Prevalence of Psychiatric Disorder and the Need for Psychiatric Care in Northern Ireland: Population Study in the District of Derry

Author(s): Pamela McConnell, Paul Bebbington, Roy McClelland, Kate Gillespie and Sharon Houghton
Document Type: Article
Year: 2002
Title of Publication: British Journal of Psychiatry
Publisher: The Royal College of Psychiatrists
Place of Publication: London
Volume: 181
Pages: 214-219
Subject Area(s): Mental Health

Abbreviations: NI - Northern Ireland, GHQ-28 - 28 item General Health Questionnaire, SCAN - Schedules for Clinical Assessment in Neuropsychiatry, ICD-10 - International Classification of Disease, 10th edition, DSM-II-R - Diagnostic and Statistical Manual of Mental Disorders, 3rd revision

Background to the Research

  • This was the first in-depth study of psychiatric morbidity in NI. The aim of the study was to report the prevalence of psychiatric disorder and the needs for treatment in the population aged 18-64 years in Derry. The combination of the Troubles and social deprivation made Derry a suitable place to test the relationship between adverse social environments, deprivation and mental illness, as well as to test the need for services.

Research Approach

  • Fieldwork was carried out during February 1993 to September 1994, which overlapped with the date of the first Peace Agreement in NI.
  • The sample frame was the electoral roll for the District of Derry.
  • 1242 people were selected using systematic sampling. Four wards were over-sampled as their particular socio-economic characteristics would allow more detailed analysis of the interactions between psychiatric morbidity and social deprivation, social isolation and social deprivation.
  • All respondents were asked to complete a questionnaire including socio-demographic information and the GHQ-28. The GHQ-28 was scored using the 0,0,1,1 scoring method, with scores of 5 indicating possible cases of psychological morbidity.
  • Those respondents aged less than 65 years who scored 5 or more on the GHQ-28, as well as one in five of those below the cut-off, were asked to take part in the second stage. This involved interviews in the respondent's home using the SCAN (Version 1.0). From this, diagnoses were generated according to ICD-10 and the DSM-III-R. The interview related to the present state (one month before interview), and representative episode (symptoms that had been present in the previous year but were no longer present or were not as severe).
  • The interview also included the community version of the Medical Research Council Needs for Care Assessment, which allowed comparisons with other research.

Main Findings

  • 1088 respondents returned questionnaires in the first stage, including 161 aged 65 years or over.
  • 227 out of the 304 respondents scoring 5 or more on GHQ-28 were interviewed, along with 80 respondents scoring less than 5.
  • The socio-demographic characteristics of the sample reflected the high rates of unemployment and poverty in the area. For example, social security benefits were received by 51.5% of respondents, and 32.2% of respondents lived in households solely dependent on benefits.
  • The 1-month prevalence rate of an ICD-10 disorder was 7.5%, with a 1-year prevalence rate of 12.2%.
  • There were no statistically significant male/female differences for the 1 month prevalence rates for individual groups of disorders.
  • The total morbidity rate for 1-year prevalence was higher for females (14.4%) than males (9.1%).
  • The 1-month total morbidity rate for females (7.8%) was similar to that for males (7.1%).
  • Depressive illness was considerably more common in females than in males, especially in 1-year prevalence rates (8.5% female, 2.7% male). This may explain the higher overall 1-year prevalence in women.
  • Anxiety disorders were also more common in females than males.
  • Only one quarter of needs for treatment were met, and only half of participants who attended services had their needs met.
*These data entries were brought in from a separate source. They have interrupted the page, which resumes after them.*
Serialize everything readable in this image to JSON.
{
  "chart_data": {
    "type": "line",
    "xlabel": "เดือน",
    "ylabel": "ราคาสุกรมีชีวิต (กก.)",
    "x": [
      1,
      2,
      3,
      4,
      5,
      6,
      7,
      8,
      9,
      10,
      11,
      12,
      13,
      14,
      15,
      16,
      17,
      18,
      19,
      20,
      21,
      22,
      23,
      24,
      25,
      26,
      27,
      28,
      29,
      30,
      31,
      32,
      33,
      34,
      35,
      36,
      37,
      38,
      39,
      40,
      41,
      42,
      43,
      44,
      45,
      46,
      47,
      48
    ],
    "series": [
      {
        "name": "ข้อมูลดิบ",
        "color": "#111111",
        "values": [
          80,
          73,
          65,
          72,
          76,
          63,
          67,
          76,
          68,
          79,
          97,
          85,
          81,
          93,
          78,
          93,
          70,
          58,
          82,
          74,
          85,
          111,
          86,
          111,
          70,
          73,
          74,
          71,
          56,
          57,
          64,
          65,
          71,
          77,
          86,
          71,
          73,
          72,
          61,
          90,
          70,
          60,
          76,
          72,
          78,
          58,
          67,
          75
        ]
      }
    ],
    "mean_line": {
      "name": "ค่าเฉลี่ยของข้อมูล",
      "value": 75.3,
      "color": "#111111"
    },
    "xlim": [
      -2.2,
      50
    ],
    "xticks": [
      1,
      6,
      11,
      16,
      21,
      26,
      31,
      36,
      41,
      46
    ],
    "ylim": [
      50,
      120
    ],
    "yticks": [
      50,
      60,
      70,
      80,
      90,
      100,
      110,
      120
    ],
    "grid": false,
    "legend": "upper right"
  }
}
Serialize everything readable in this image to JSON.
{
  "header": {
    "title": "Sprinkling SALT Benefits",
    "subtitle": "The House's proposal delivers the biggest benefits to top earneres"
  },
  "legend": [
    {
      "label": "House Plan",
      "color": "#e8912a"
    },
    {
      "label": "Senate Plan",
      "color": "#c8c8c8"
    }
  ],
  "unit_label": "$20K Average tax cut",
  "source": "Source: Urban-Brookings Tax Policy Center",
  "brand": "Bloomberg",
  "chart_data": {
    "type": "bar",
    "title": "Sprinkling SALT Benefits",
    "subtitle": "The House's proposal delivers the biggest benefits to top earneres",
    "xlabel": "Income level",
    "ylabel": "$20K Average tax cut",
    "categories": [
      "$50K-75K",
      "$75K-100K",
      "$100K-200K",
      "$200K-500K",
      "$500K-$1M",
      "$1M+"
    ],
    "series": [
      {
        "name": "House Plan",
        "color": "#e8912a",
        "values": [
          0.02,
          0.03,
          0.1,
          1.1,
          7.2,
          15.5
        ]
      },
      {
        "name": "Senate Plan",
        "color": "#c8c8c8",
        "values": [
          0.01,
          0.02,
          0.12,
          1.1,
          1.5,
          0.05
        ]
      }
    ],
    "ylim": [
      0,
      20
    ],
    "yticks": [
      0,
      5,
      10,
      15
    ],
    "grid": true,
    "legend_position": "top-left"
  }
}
Comparisons with other surveys

  • The first British National Surveys of Psychiatric Morbidity reported a prevalence of depressive episode of 2.1%, and 2.9% in the second (2.4% in Derry). However, the methods within these surveys may over-identify depression. Thus the Derry value is likely to be genuinely greater than the UK average.
  • Gender differentials for depressive disorders and anxiety disorders were more pronounced in Derry than in British surveys.
  • While alcohol and drug dependence were identified more frequently in Derry than in a comparable survey for a deprived inner-city area of London (Camberwell), figures from both surveys were low.
  • Data for needs of care were similar to those in Camberwell. In both areas, there seems to be better provision of treatment for depression than for anxiety.
  • Respondents to the Derry and British survey were reluctant to present themselves for treatment, and so there is a need for education to encourage them to do so.